Udienza Generale 18 febbraio 2004
Dio salvatore
Autore: San Giovanni Paolo II
1. Lo splendido inno di «benedizione», che apre la Lettera agli Efesini e viene proclamato ogni lunedì nella Liturgia dei Vespri, sarà oggetto di una serie di meditazioni lungo il nostro itinerario. Per ora ci accontentiamo di uno sguardo d’insieme a questo testo solenne e ben strutturato, quasi come una maestosa costruzione, destinata ad esaltare la meravigliosa opera di Dio, attuata per noi in Cristo.
Si parte da un «prima» che antecede il tempo e la creazione: è l’eternità divina nella quale già prende vita un progetto che ci supera, una «pre-destinazione», cioè il disegno amoroso e gratuito di un destino di salvezza e di gloria.
2. In questo progetto trascendente, che ingloba la creazione e la redenzione, il cosmo e la storia umana, Dio aveva prestabilito, «nella sua benevolenza», di «ricapitolare in Cristo», cioè di riportare a un ordine e a un senso profondo tutte le realtà, quelle celesti e quelle terrene (cfr 1,10). Certo, Egli è «capo della Chiesa, la quale è il suo corpo» (1,22-23), ma è anche il principio vitale di riferimento dell’universo.
La signoria di Cristo si estende, perciò, sia al cosmo sia a quell’orizzonte più specifico che è la Chiesa. Cristo svolge una funzione di «pienezza», così che in Lui si riveli il «mistero» (1,9) nascosto nei secoli e tutta la realtà realizzi – nel suo ordine specifico e nel suo grado – il disegno concepito dal Padre fin dall’eternità.
3. Come avremo occasione di vedere in seguito, questa sorta di Salmo neotestamentario fissa l’attenzione soprattutto sulla storia della salvezza che è espressione e segno vivo della «benevolenza» (1,9), del «beneplacito» (1,6) e dell’amore divino.
Ecco, allora, l’esaltazione della «redenzione mediante il sangue» della croce, la «remissione dei peccati», l’abbondante effusione «della ricchezza della grazia» (1,7). Ecco la filiazione divina del cristiano (cfr 1,5) e la «conoscenza del mistero della volontà» di Dio (1,9), mediante la quale si entra nell’intimo della stessa vita trinitaria.
4. Dato questo sguardo d’insieme all’inno che apre la Lettera agli Efesini, noi ora ascoltiamo san Giovanni Crisostomo, straordinario maestro e oratore, interprete fine della Sacra Scrittura, vissuto nel IV secolo e divenuto anche Vescovo di Costantinopoli, in mezzo a difficoltà di ogni genere, e sottoposto persino all’esperienza di duplice esilio.

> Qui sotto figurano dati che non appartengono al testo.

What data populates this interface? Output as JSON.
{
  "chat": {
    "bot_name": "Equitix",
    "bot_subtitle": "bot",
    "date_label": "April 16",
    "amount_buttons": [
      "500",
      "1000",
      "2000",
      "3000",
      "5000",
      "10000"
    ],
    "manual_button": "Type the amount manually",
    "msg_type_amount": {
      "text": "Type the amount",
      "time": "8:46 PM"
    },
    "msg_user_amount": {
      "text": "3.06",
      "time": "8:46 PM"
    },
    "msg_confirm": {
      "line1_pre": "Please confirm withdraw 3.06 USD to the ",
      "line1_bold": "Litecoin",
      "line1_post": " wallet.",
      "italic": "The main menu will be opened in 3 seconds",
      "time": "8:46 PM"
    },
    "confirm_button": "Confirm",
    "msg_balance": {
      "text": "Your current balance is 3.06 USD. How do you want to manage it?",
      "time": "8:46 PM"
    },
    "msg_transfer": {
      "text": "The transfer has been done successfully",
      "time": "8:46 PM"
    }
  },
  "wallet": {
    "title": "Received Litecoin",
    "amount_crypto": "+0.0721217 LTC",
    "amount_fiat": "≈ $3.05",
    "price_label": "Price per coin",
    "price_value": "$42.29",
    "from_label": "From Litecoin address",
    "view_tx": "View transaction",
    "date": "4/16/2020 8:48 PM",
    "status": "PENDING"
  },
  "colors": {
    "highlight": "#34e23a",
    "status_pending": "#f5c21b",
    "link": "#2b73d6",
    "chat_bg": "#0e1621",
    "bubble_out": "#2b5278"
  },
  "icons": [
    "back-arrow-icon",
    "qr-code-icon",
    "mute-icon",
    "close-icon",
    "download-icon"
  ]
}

Nella sua Prima omelia sulla Lettera agli Efesini, commentando questo Cantico, egli riflette con riconoscenza sulla «benedizione» con cui siamo stati benedetti «in Cristo»: «Che cosa ti manca, infatti? Sei diventato immortale, sei diventato libero, sei diventato figlio, sei diventato giusto, sei diventato fratello, sei diventato coerede, con lui regni, con lui sei glorificato. Tutto ci è stato donato e – come sta scritto – “come non ci donerà ogni cosa insieme con lui?” (Rm 8,32). La tua primizia (cfr 1Cor 15,20.23) è adorata dagli angeli, dai cherubini, dai serafini: che cosa ti manca, ormai?» (PG 62, 11).
Dio ha fatto tutto questo per noi, continua il Crisostomo, «secondo il beneplacito della sua volontà». Che cosa significa questo? Significa che Dio appassionatamente desidera e ardentemente brama la nostra salvezza. «E perché ci ama in tal modo? Per quale motivo ci vuol tanto bene? Per sola bontà: la “grazia”, infatti, è propria della bontà» (ibidem, 13).
Appunto per questo, conclude l’antico Padre della Chiesa, san Paolo afferma che tutto fu compiuto «a lode e gloria della sua grazia che ci ha dato nel suo Figlio diletto». Dio infatti «non solo ci ha liberati dai peccati, ma ci ha resi anche amabili..: ha ornato la nostra anima e l’ha resa bella, desiderabile e amabile». E quando Paolo dichiara che Dio lo ha fatto mediante il sangue del suo Figlio, san Giovanni Crisostomo esclama: «Nulla è più grande di tutto ciò: che il sangue di Dio sia stato versato per noi. Più grande dell’adozione a figli e degli altri doni, è che neppure
sia stato risparmiato il Figlio (cfr Rm 8,32); grande, infatti, è che siano stati rimessi i peccati: ma più grande ancora è che ciò sia avvenuto mediante il sangue del Signore» (ibidem, 14).